Data Archiving Permissions
Policies supporting research reproducibility and data preservation in pathology.
Supporting Open Diagnostic Science
JCDP encourages transparent data practices that enable verification and replication of pathology research findings. These policies outline author permissions and responsibilities for research data management.
Authors are strongly encouraged to make research data underlying their published findings available in appropriate repositories. Data availability supports reproducibility and enables secondary analyses that advance diagnostic science. JCDP requires Data Availability Statements in all published articles.
Public Repositories
Deposit datasets in discipline-appropriate repositories such as Figshare, Dryad, or Zenodo with persistent identifiers.
Supplementary Files
Extended datasets can be published as supplementary materials with permanent links and DOIs.
Upon Request
When full sharing is not possible, data may be available upon reasonable request to corresponding authors.

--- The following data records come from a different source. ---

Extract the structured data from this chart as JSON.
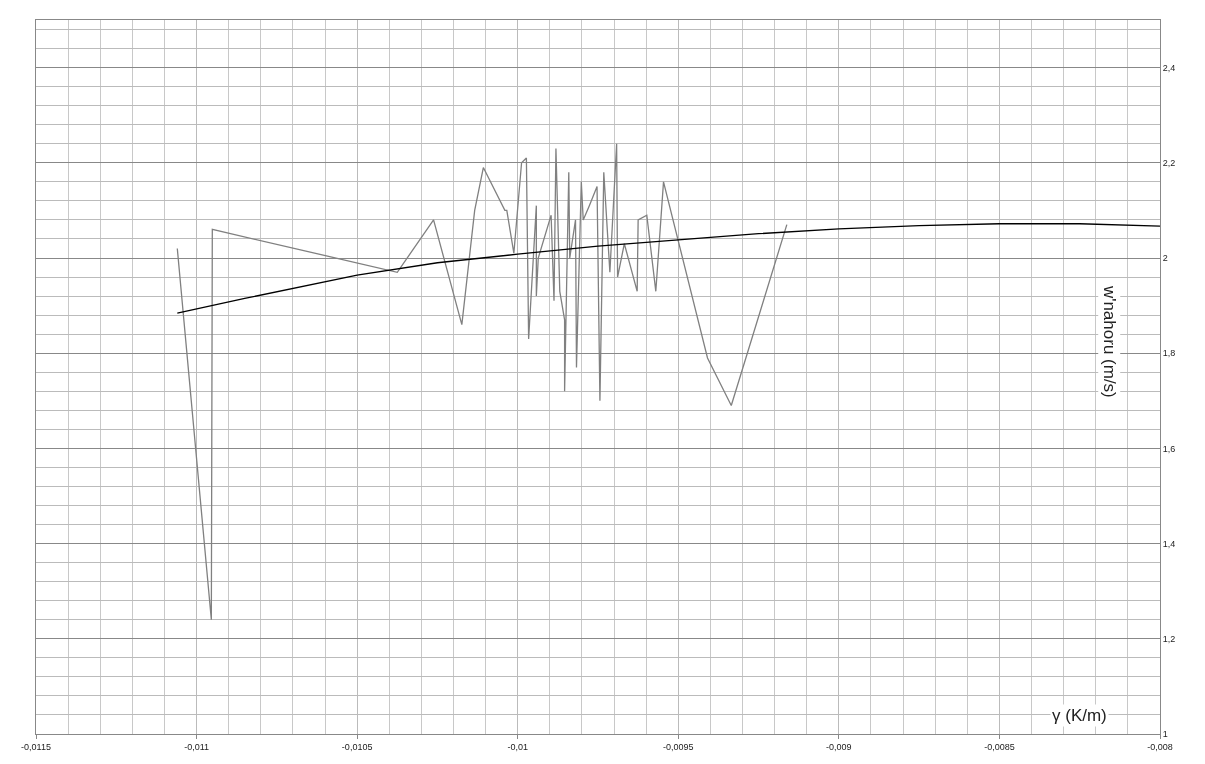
{
  "chart_data": {
    "type": "line",
    "xlabel": "γ (K/m)",
    "ylabel": "w'nahoru (m/s)",
    "xlim": [
      -0.0115,
      -0.008
    ],
    "xticks": [
      {
        "value": -0.0115,
        "label": "-0,0115"
      },
      {
        "value": -0.011,
        "label": "-0,011"
      },
      {
        "value": -0.0105,
        "label": "-0,0105"
      },
      {
        "value": -0.01,
        "label": "-0,01"
      },
      {
        "value": -0.0095,
        "label": "-0,0095"
      },
      {
        "value": -0.009,
        "label": "-0,009"
      },
      {
        "value": -0.0085,
        "label": "-0,0085"
      },
      {
        "value": -0.008,
        "label": "-0,008"
      }
    ],
    "ylim": [
      1,
      2.5
    ],
    "yticks": [
      1,
      {
        "value": 1.2,
        "label": "1,2"
      },
      {
        "value": 1.4,
        "label": "1,4"
      },
      {
        "value": 1.6,
        "label": "1,6"
      },
      {
        "value": 1.8,
        "label": "1,8"
      },
      2,
      {
        "value": 2.2,
        "label": "2,2"
      },
      {
        "value": 2.4,
        "label": "2,4"
      }
    ],
    "grid": true,
    "marker": "none",
    "line_style": "solid",
    "series": [
      {
        "color": "#808080",
        "x": [
          -0.01106,
          -0.010954,
          -0.010951,
          -0.010375,
          -0.010262,
          -0.010174,
          -0.010134,
          -0.010107,
          -0.01004,
          -0.010034,
          -0.010012,
          -0.009988,
          -0.009973,
          -0.009966,
          -0.009942,
          -0.009942,
          -0.009936,
          -0.009896,
          -0.009887,
          -0.009881,
          -0.009869,
          -0.009854,
          -0.009854,
          -0.009841,
          -0.009838,
          -0.00982,
          -0.009817,
          -0.009802,
          -0.009796,
          -0.009777,
          -0.009753,
          -0.009744,
          -0.009732,
          -0.009713,
          -0.009692,
          -0.009689,
          -0.009668,
          -0.009628,
          -0.009625,
          -0.009598,
          -0.00957,
          -0.009546,
          -0.009409,
          -0.009335,
          -0.009162
        ],
        "values": [
          2.02,
          1.24,
          2.06,
          1.97,
          2.08,
          1.86,
          2.1,
          2.19,
          2.1,
          2.1,
          2.01,
          2.2,
          2.21,
          1.83,
          2.11,
          1.92,
          2.0,
          2.09,
          1.91,
          2.23,
          1.93,
          1.87,
          1.72,
          2.18,
          2.0,
          2.08,
          1.77,
          2.16,
          2.08,
          2.11,
          2.15,
          1.7,
          2.18,
          1.97,
          2.24,
          1.96,
          2.03,
          1.93,
          2.08,
          2.09,
          1.93,
          2.16,
          1.79,
          1.69,
          2.07
        ]
      },
      {
        "color": "#000000",
        "x": [
          -0.01106,
          -0.01085,
          -0.0105,
          -0.01025,
          -0.01,
          -0.00975,
          -0.0095,
          -0.00925,
          -0.009,
          -0.00875,
          -0.0085,
          -0.00825,
          -0.008
        ],
        "values": [
          1.884,
          1.915,
          1.964,
          1.99,
          2.008,
          2.025,
          2.038,
          2.051,
          2.061,
          2.068,
          2.072,
          2.072,
          2.067
        ]
      }
    ]
  }
}
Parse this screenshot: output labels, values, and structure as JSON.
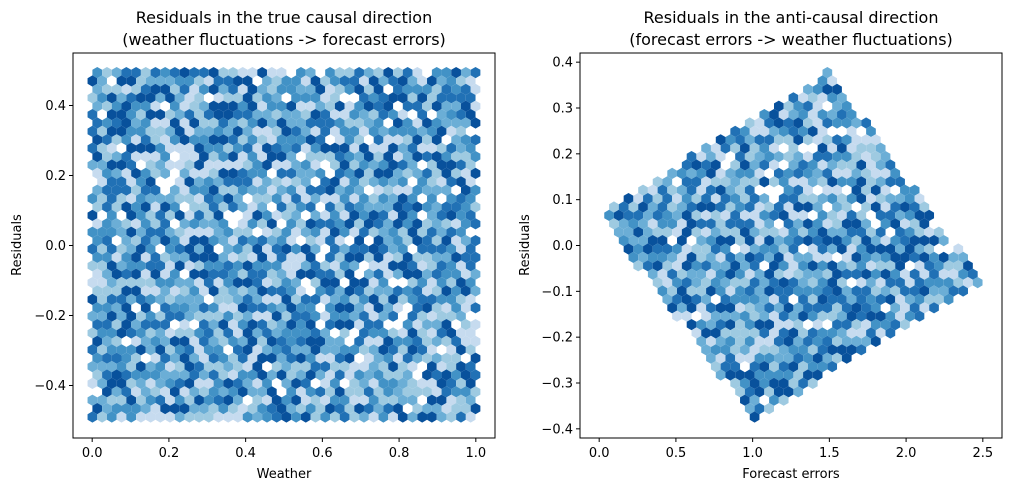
{
  "chart_data": [
    {
      "type": "hexbin",
      "title": "Residuals in the true causal direction",
      "subtitle": "(weather fluctuations -> forecast errors)",
      "xlabel": "Weather",
      "ylabel": "Residuals",
      "xlim": [
        -0.05,
        1.05
      ],
      "ylim": [
        -0.55,
        0.55
      ],
      "xticks": [
        0.0,
        0.2,
        0.4,
        0.6,
        0.8,
        1.0
      ],
      "xtick_labels": [
        "0.0",
        "0.2",
        "0.4",
        "0.6",
        "0.8",
        "1.0"
      ],
      "yticks": [
        -0.4,
        -0.2,
        0.0,
        0.2,
        0.4
      ],
      "ytick_labels": [
        "−0.4",
        "−0.2",
        "0.0",
        "0.2",
        "0.4"
      ],
      "region": {
        "shape": "rectangle",
        "x": [
          0.0,
          1.0
        ],
        "y": [
          -0.5,
          0.5
        ]
      },
      "colormap": [
        "#c6dbef",
        "#9ecae1",
        "#6baed6",
        "#4292c6",
        "#2171b5",
        "#08519c"
      ],
      "seed": 11
    },
    {
      "type": "hexbin",
      "title": "Residuals in the anti-causal direction",
      "subtitle": "(forecast errors -> weather fluctuations)",
      "xlabel": "Forecast errors",
      "ylabel": "Residuals",
      "xlim": [
        -0.125,
        2.625
      ],
      "ylim": [
        -0.42,
        0.42
      ],
      "xticks": [
        0.0,
        0.5,
        1.0,
        1.5,
        2.0,
        2.5
      ],
      "xtick_labels": [
        "0.0",
        "0.5",
        "1.0",
        "1.5",
        "2.0",
        "2.5"
      ],
      "yticks": [
        -0.4,
        -0.3,
        -0.2,
        -0.1,
        0.0,
        0.1,
        0.2,
        0.3,
        0.4
      ],
      "ytick_labels": [
        "−0.4",
        "−0.3",
        "−0.2",
        "−0.1",
        "0.0",
        "0.1",
        "0.2",
        "0.3",
        "0.4"
      ],
      "region": {
        "shape": "polygon",
        "vertices": [
          [
            0.0,
            0.07
          ],
          [
            1.5,
            0.38
          ],
          [
            2.5,
            -0.08
          ],
          [
            1.0,
            -0.38
          ]
        ]
      },
      "colormap": [
        "#c6dbef",
        "#9ecae1",
        "#6baed6",
        "#4292c6",
        "#2171b5",
        "#08519c"
      ],
      "seed": 29
    }
  ]
}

Protected Information: When data cannot be fully shared due to patient privacy regulations, HIPAA requirements, or institutional policies, authors should explain limitations clearly in the Data Availability Statement. Anonymized or aggregated data may often be shareable even when individual records cannot be released.
Whole slide images and photomicrographs can be deposited in imaging repositories when appropriate consents exist. Authors should ensure identifying patient information is removed from all image metadata before sharing. Digital pathology archives support secondary research and educational use of diagnostic images.
Sequence data from molecular pathology studies should be deposited in appropriate archives such as GenBank, European Nucleotide Archive, or NCBI databases. Provide accession numbers in the manuscript. Follow MIAME guidelines for microarray data and minimum reporting standards for genomic studies.
Authors are encouraged to deposit analysis code in repositories such as GitHub or Zenodo with appropriate versioning and documentation. Persistent identifiers for code repositories can be cited in manuscripts, enabling reproducibility and appropriate credit for computational methods development in pathology research.
Authors retain ownership of their research data. JCDP policies encourage but do not require data sharing beyond what is needed to support article claims. Authors determine appropriate access restrictions based on ethical obligations, funder requirements, and institutional policies governing their research data.
Extended datasets, additional figures, detailed methodological protocols, and multimedia files can be submitted as supplementary materials. These undergo peer review alongside the main manuscript and are published online with permanent links and DOIs for citation.
When data cannot be fully shared due to protected species location information, proprietary agreements, or other valid restrictions, authors should explain limitations in their Data Availability Statement. Metadata and aggregated data may be shareable even when raw data cannot be released.